Sur la base des enseignements tirés de la pandémie de COVID-19, les participants ont noté l’importance de créer un environnement favorable à la production locale de produits et de technologies de santé. Ils ont également souligné la valeur de la mise en place, aux niveaux national et infranational, de systèmes de santé résilients et durables, essentiels à la lutte contre le VIH. Les participants ont également constaté la nécessité d’augmenter le financement national pour assurer la durabilité et l’appropriation par les pays de la lutte contre le VIH, conformément à l’appel à l’action lancé par le sommet de l’AOC sur le VIH pour réinventer la réponse à la pandémie de VIH et mettre fin au sida dans la région. Le sommet de haut niveau, qui s’est tenu du 31 octobre au 2 novembre 2021 à Dakar, au Sénégal, s’est notamment engagé à augmenter de 33 % les ressources nationales et internationales consacrées au VIH dans la région de l’AOC d’ici 2025 et à supprimer les obstacles financiers qui empêchent les personnes vivant avec le VIH d’accéder aux services de santé.
Les participants ont convenu d’utiliser plusieurs canaux pour diffuser les messages de la réunion.
Enfin, la réunion s’est terminée par la décision des participants d’utiliser divers moyens pour transmettre ses messages clés aux chefs d’État, aux ministres de la santé et des finances, aux secrétaires de cabinet, aux OSC et aux organisations bilatérales et multilatérales. Les participants se sont engagés à convoquer une réunion multipartite au niveau national pour faire le point sur la réunion et informer les parties prenantes nationales des possibilités offertes par la septième reconstitution des ressources. Pour lancer cet exercice, les participants examineront l’état des engagements précédents pour la sixième reconstitution des ressources (pour en savoir plus sur l’état des engagements, lisez notre article sur les engagements du président Biden pour la septième reconstitution des ressources du Fonds Mondial dans ce numéro de l’OFM) et, tout en reconnaissant les défis auxquels les pays sont actuellement confrontés, ils plaideront pour que ceux qui n’ont pas respecté leurs engagements le fassent. Ensuite, ils développeront et diffuseront une stratégie de plaidoyer visant à accroître les garanties pour la septième reconstitution, en créant une prise de conscience par le biais, par exemple, de communiqués de presse. Le point culminant de cette démarche sera la préparation d’une participation gouvernementale de haut niveau à la conférence de la septième reconstitution des ressources.

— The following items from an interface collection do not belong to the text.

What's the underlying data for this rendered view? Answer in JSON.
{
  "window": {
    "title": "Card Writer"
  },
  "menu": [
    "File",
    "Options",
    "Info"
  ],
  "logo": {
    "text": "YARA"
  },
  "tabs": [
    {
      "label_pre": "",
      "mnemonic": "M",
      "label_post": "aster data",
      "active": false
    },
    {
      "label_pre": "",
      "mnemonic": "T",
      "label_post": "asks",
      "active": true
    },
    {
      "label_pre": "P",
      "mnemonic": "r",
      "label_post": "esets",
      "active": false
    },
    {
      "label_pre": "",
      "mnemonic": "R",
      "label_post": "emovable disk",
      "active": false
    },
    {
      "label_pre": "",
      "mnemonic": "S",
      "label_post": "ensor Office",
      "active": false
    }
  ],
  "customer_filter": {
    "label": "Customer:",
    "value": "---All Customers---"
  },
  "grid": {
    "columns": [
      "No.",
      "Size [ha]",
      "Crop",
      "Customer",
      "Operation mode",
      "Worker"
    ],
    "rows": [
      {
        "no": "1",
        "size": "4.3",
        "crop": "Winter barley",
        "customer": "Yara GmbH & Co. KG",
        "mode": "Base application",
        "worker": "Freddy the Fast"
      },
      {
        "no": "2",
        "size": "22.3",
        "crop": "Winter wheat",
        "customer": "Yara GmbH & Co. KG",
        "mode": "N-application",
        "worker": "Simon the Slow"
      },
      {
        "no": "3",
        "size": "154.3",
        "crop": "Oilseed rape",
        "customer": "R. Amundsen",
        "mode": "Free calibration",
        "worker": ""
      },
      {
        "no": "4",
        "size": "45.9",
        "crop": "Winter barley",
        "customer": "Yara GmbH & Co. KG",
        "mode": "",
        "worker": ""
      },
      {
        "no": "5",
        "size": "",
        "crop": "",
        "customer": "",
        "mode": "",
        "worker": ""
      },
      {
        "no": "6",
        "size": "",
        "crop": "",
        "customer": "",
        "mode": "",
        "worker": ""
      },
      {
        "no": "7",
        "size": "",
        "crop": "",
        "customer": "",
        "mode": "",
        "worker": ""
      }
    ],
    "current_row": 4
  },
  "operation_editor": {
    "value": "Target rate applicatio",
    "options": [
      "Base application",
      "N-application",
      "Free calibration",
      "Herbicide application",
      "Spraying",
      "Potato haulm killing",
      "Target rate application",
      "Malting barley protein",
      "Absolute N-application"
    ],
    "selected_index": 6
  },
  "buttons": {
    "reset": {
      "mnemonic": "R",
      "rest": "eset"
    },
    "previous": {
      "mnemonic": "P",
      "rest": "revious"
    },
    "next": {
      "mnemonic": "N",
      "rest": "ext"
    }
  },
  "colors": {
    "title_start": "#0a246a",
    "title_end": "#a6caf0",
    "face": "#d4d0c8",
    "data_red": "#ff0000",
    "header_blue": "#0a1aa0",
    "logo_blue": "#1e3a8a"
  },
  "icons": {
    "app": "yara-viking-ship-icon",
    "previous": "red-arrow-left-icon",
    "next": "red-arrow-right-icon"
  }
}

Tout en faisant pression pour une augmentation du financement du Fonds Mondial, les participants plaideront également pour que les pays augmentent leur propre financement national pour le VIH. C’est aussi une occasion pour les parties prenantes de plaider pour que leurs pays fournissent un financement complémentaire à l’ONUSIDA afin d’aider les pays à obtenir les résultats programmatiques nécessaires à partir des investissements dans la lutte contre le VIH ; bien que, compte tenu des contraintes financières existantes résultant de la récession économique causée par le COVID-19, il est peu probable que cela se produise.